Sometime in 2021, I was doing some High Performance Computing (HPC) consultancy with a university in the south of England. This involved various things such as getting the code to scale across multiple nodes, reducing memory requirements and speed optimisation. It was a big success and I got code that originally couldn't run at all on their HPC system to not only run but scale quite nicely. Then I threw in a 6x speed increase as a bonus by optimising the user's code.
I eventually got stuck with MATLAB's fzero
function. The user's code was calling it billions of times on rather simple functions which revealed overheads that nobody had reported before.
I had a chat with development who did some fixes and in R2022a, fzero was made around 3x faster than before
for simple cases like this. This was nice but a member of the core math team, Bobby Cheng, wanted to investigate further. He made a few more optimisations and also discovered that any function using varargin
had some additional overheads that could be resolved via the JIT compiler.

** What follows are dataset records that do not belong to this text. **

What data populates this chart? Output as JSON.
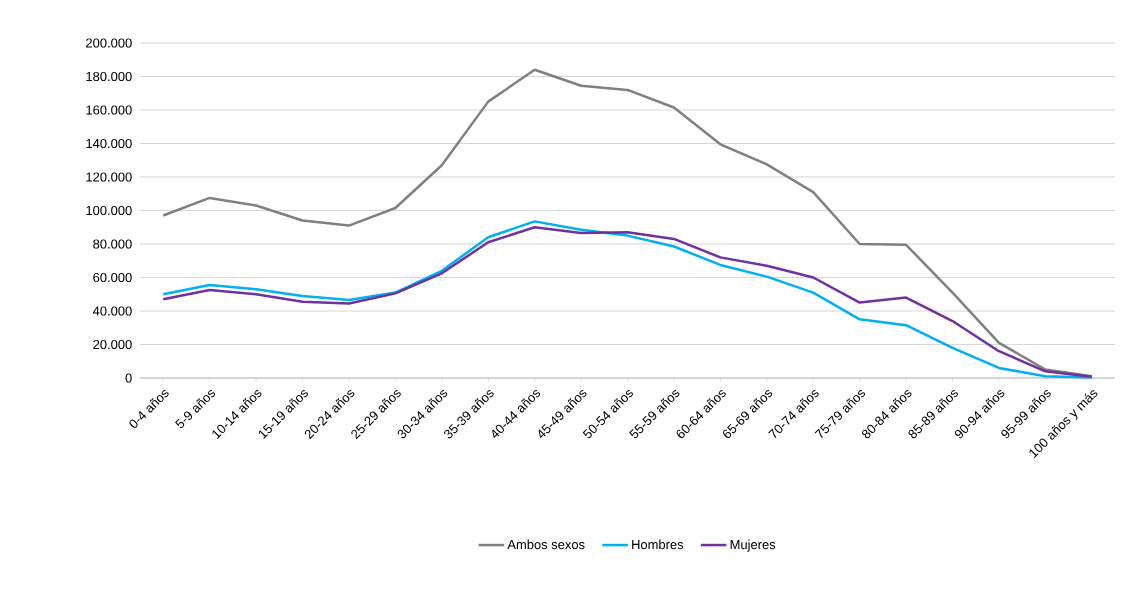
{
  "chart_data": {
    "type": "line",
    "categories": [
      "0-4 años",
      "5-9 años",
      "10-14 años",
      "15-19 años",
      "20-24 años",
      "25-29 años",
      "30-34 años",
      "35-39 años",
      "40-44 años",
      "45-49 años",
      "50-54 años",
      "55-59 años",
      "60-64 años",
      "65-69 años",
      "70-74 años",
      "75-79 años",
      "80-84 años",
      "85-89 años",
      "90-94 años",
      "95-99 años",
      "100 años y más"
    ],
    "series": [
      {
        "name": "Ambos sexos",
        "color": "#808080",
        "values": [
          97000,
          107500,
          103000,
          94000,
          91000,
          101500,
          127000,
          165000,
          184000,
          174500,
          172000,
          161500,
          139500,
          127500,
          111000,
          80000,
          79500,
          51000,
          21000,
          5000,
          1000
        ]
      },
      {
        "name": "Hombres",
        "color": "#00b0f0",
        "values": [
          50000,
          55500,
          53000,
          49000,
          46500,
          51000,
          64000,
          84000,
          93500,
          88500,
          85000,
          78500,
          67500,
          60500,
          51000,
          35000,
          31500,
          18000,
          6000,
          1000,
          300
        ]
      },
      {
        "name": "Mujeres",
        "color": "#7030a0",
        "values": [
          47000,
          52500,
          50000,
          45500,
          44500,
          50500,
          62500,
          81000,
          90000,
          86500,
          87000,
          83000,
          72000,
          67000,
          60000,
          45000,
          48000,
          34000,
          16000,
          4000,
          700
        ]
      }
    ],
    "ylim": [
      0,
      200000
    ],
    "yticks": [
      0,
      {
        "value": 20000,
        "label": "20.000"
      },
      {
        "value": 40000,
        "label": "40.000"
      },
      {
        "value": 60000,
        "label": "60.000"
      },
      {
        "value": 80000,
        "label": "80.000"
      },
      {
        "value": 100000,
        "label": "100.000"
      },
      {
        "value": 120000,
        "label": "120.000"
      },
      {
        "value": 140000,
        "label": "140.000"
      },
      {
        "value": 160000,
        "label": "160.000"
      },
      {
        "value": 180000,
        "label": "180.000"
      },
      {
        "value": 200000,
        "label": "200.000"
      }
    ],
    "grid": "y",
    "legend": "bottom",
    "marker": "none",
    "line_style": "solid"
  }
}
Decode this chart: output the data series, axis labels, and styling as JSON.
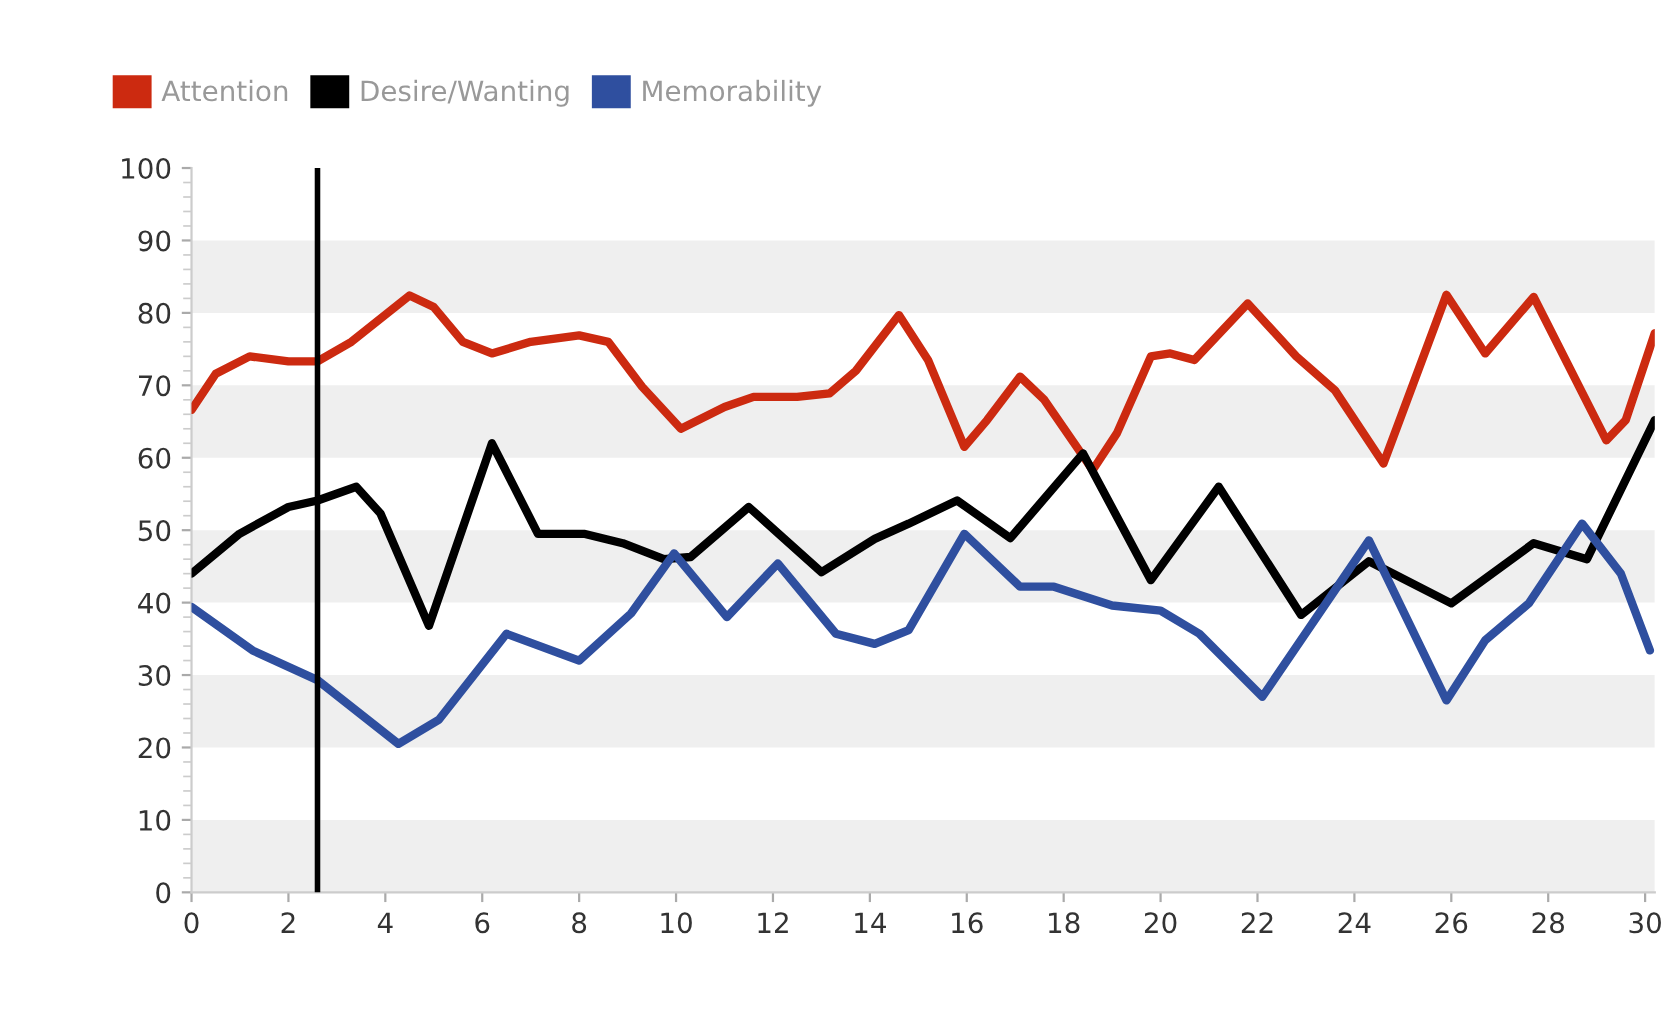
{
  "chart_data": {
    "type": "line",
    "series": [
      {
        "name": "Attention",
        "color": "#cc2a10",
        "x": [
          0,
          0.5,
          1.2,
          2,
          2.6,
          3.3,
          4.5,
          5,
          5.6,
          6.2,
          7,
          8,
          8.6,
          9.3,
          10.1,
          11,
          11.6,
          12.5,
          13.17,
          13.71,
          14.6,
          15.2,
          15.95,
          16.42,
          17.1,
          17.6,
          18.6,
          19.1,
          19.8,
          20.2,
          20.7,
          21.8,
          22.8,
          23.6,
          24.6,
          25.9,
          26.7,
          27.7,
          29.2,
          29.6,
          30.2
        ],
        "values": [
          66.6,
          71.6,
          74,
          73.3,
          73.3,
          76,
          82.4,
          80.8,
          76,
          74.4,
          76,
          76.9,
          76,
          69.8,
          64,
          67,
          68.4,
          68.4,
          68.9,
          72,
          79.7,
          73.5,
          61.5,
          65.2,
          71.2,
          68,
          58.3,
          63.4,
          74,
          74.4,
          73.5,
          81.3,
          74,
          69.3,
          59.2,
          82.5,
          74.4,
          82.2,
          62.4,
          65.2,
          77.2
        ]
      },
      {
        "name": "Desire/Wanting",
        "color": "#000000",
        "x": [
          0,
          0.99,
          2,
          2.6,
          3.4,
          3.9,
          4.9,
          6.2,
          7.15,
          8.1,
          8.9,
          9.75,
          10.3,
          11.5,
          13.0,
          14.1,
          14.8,
          15.8,
          16.9,
          18.4,
          19.8,
          21.2,
          22.9,
          24.3,
          26.0,
          27.7,
          28.8,
          30.2
        ],
        "values": [
          44,
          49.5,
          53.2,
          54.1,
          56,
          52.3,
          36.8,
          62,
          49.5,
          49.5,
          48.2,
          46,
          46.3,
          53.2,
          44.2,
          48.8,
          50.9,
          54.1,
          48.9,
          60.6,
          43.1,
          56,
          38.3,
          45.7,
          39.9,
          48.2,
          46,
          65.2
        ]
      },
      {
        "name": "Memorability",
        "color": "#2f4f9f",
        "x": [
          0,
          1.26,
          2.6,
          4.27,
          5.1,
          6.5,
          8.0,
          9.07,
          9.96,
          11.05,
          12.1,
          13.3,
          14.1,
          14.8,
          15.95,
          17.1,
          17.8,
          19.0,
          20.0,
          20.8,
          22.1,
          24.3,
          25.9,
          26.7,
          27.6,
          28.7,
          29.5,
          30.1
        ],
        "values": [
          39.4,
          33.4,
          29.3,
          20.5,
          23.8,
          35.7,
          32,
          38.5,
          46.8,
          38,
          45.4,
          35.7,
          34.3,
          36.2,
          49.5,
          42.2,
          42.2,
          39.6,
          38.9,
          35.7,
          27,
          48.6,
          26.5,
          34.8,
          39.9,
          50.9,
          44,
          33.4
        ]
      }
    ],
    "xlim": [
      0,
      30.2
    ],
    "xticks": [
      0,
      2,
      4,
      6,
      8,
      10,
      12,
      14,
      16,
      18,
      20,
      22,
      24,
      26,
      28,
      30
    ],
    "ylim": [
      0,
      100
    ],
    "yticks": [
      0,
      10,
      20,
      30,
      40,
      50,
      60,
      70,
      80,
      90,
      100
    ],
    "ref_lines": [
      {
        "axis": "x",
        "value": 2.6,
        "label": null,
        "color": "#000000"
      }
    ],
    "bands": [
      {
        "axis": "y",
        "from": 0,
        "to": 10,
        "label": null,
        "color": "#efefef"
      },
      {
        "axis": "y",
        "from": 20,
        "to": 30,
        "label": null,
        "color": "#efefef"
      },
      {
        "axis": "y",
        "from": 40,
        "to": 50,
        "label": null,
        "color": "#efefef"
      },
      {
        "axis": "y",
        "from": 60,
        "to": 70,
        "label": null,
        "color": "#efefef"
      },
      {
        "axis": "y",
        "from": 80,
        "to": 90,
        "label": null,
        "color": "#efefef"
      }
    ],
    "legend": "top left",
    "marker": "none",
    "line_style": "solid"
  }
}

The team behind JIT compilation took care of this and now many functions using varargin
have been made a little faster.
These fixes made fzero even faster on the simple type of function that was being used in my HPC case. The release notes always compare against the previous MATLAB version but to show the cumulative gains, I prefer to compare this benchmark against R2021b which is when I first noticed issues with this function.
out(i) = fzero(@(x)fzeroFun(x,levels(i)),[0 2]);
- R2021b: 28.52 seconds
- R2022a: 10.25 seconds
- R2023a: 1.67 seconds
That's almost a 17x speedup across a few releases and users do not need to change their code at all! The cumulative effect of all of these optimisations really adds up over time.
function u = fzeroFun(x,lv)
% The function to be solved by fzero